Even Wal-Mart is trying to figure out these issues. Venky Harinarayan, Walmart’s senior vice president of global E-Commerce and head of Walmart Labs, was on a panel at the GigaOm Roadmap conference in San Francisco last week when he addressed the mobile issue. “What we’ve got to figure out is, how do you make that customer experience something really worthwhile,” Harinarayan said, according to a PCWorld story. “These are not technology problems, they are customer experience problems.”
The Wal-Mart exec is quite correct. The beauty of the wireless tracking is that it is entirely transparent to the customer, which is crucial to maintain that experience. And yet it also confirms that the phone that paid for that product is the same phone approaching the exit right now.
Additional reporting by Frank Hayes.
November 17th, 2011 at 10:10 am
I believe the solution here it the emphasis on mobile phone but what the store already owns that can manage the products. I would embed 900Mhz RFID stickers (long- range) in carts and baskets.
The mobile user can then associate their mobile device (note I’m not saying mobile phone as there are more wi-fi only devices such as tablets than mobile in the market) using an app to the “smart cart” or “smart basket”

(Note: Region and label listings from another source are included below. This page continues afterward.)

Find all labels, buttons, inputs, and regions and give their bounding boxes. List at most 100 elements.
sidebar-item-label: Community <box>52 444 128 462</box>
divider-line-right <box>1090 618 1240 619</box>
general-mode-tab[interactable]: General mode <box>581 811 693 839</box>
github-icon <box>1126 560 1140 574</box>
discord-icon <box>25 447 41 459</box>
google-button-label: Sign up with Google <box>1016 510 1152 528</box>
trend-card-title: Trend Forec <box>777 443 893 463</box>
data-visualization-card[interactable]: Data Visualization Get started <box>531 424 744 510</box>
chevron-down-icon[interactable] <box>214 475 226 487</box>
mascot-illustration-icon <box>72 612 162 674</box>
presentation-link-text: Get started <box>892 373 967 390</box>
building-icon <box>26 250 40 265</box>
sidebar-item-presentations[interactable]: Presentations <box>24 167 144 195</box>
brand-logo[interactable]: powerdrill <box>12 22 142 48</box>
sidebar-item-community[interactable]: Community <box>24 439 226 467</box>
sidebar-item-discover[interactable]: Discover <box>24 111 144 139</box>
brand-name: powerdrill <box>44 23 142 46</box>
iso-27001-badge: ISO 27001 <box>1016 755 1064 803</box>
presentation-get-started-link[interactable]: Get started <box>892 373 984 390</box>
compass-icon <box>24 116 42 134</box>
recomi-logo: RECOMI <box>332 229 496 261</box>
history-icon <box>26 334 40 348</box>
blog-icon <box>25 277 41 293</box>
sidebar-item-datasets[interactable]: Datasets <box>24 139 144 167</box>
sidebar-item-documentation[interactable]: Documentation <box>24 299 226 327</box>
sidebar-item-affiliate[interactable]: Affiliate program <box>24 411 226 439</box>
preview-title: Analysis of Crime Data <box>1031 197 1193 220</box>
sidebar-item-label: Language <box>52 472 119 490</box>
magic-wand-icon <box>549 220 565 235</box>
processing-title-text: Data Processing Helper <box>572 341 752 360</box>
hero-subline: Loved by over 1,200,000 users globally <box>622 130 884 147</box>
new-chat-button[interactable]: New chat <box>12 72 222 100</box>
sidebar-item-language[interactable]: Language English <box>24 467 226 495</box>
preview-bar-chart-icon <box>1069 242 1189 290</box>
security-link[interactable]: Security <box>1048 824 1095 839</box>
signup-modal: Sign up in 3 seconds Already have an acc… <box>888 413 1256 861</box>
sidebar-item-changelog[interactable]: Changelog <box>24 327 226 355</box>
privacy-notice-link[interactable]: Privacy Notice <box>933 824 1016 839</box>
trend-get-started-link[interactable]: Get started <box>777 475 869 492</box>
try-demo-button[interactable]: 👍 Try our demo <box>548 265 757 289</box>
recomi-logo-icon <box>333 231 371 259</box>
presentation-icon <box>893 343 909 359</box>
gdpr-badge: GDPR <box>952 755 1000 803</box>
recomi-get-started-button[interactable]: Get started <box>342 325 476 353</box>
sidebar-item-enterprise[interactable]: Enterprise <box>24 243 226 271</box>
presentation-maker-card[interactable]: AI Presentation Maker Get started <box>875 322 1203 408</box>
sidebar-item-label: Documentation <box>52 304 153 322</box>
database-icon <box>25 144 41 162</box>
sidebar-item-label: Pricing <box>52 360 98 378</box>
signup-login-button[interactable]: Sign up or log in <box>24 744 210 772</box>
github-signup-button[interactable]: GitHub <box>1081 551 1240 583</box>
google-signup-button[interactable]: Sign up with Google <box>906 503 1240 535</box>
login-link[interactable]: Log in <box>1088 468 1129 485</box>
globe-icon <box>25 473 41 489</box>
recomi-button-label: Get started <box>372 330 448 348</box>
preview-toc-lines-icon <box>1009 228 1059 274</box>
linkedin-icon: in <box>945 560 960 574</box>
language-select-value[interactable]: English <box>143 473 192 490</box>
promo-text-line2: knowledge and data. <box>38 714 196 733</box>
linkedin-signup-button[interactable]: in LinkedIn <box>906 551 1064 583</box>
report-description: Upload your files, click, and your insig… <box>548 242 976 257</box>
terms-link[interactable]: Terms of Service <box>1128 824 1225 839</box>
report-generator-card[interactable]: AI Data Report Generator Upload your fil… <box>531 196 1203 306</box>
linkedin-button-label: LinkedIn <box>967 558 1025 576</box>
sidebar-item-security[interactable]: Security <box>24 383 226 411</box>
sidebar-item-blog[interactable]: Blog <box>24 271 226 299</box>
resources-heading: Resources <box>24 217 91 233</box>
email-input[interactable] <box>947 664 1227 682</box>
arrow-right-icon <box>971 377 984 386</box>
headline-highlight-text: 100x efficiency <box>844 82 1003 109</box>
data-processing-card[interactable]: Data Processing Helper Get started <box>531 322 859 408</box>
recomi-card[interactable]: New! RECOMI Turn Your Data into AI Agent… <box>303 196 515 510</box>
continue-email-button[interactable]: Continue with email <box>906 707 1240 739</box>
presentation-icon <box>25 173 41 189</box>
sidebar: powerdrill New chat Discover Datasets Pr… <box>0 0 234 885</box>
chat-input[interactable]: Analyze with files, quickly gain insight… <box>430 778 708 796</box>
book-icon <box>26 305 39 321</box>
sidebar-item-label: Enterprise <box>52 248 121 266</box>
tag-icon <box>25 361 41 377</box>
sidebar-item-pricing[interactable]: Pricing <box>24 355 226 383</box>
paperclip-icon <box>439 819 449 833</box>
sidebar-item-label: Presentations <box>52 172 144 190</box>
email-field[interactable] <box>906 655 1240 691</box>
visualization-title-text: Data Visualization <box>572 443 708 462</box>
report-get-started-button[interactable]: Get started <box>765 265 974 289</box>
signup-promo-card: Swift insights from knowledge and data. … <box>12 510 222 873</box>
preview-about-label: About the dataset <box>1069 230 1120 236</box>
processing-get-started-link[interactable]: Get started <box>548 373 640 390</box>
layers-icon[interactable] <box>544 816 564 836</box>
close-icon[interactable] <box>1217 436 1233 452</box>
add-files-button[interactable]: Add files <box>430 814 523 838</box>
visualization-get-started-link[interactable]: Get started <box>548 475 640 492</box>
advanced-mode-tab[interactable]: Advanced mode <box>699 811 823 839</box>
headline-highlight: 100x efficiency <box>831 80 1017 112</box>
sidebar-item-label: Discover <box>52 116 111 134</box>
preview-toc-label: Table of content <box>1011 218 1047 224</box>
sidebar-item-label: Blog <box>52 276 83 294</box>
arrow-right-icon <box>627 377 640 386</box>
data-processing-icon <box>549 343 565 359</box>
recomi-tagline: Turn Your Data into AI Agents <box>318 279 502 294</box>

This automatically allows the customer to synchronize the cart content with their mobile app and the purchase list is synchronized with the backend server.
When the customer get to the exit, the cart and the product content can be displayed automatically with the door checker. I would have the door checker use a handheld printer to give the customer a receipt.
I do not believe stores will ever be confidence to let people walk out with blind trust on self-checkout technology..
With that said, my thoughts is to move the payload to the carts and baskets and let the mobile device associate with the cart/basket to manage this process.
November 17th, 2011 at 1:48 pm
Cell signals are not going to be accurate enough to get aisle resolution unless the retailer installs a lot of equipment. I think WiFi is a better technology for this type of locationing. Most retailers already have it installed in their stores and all smartphones support it.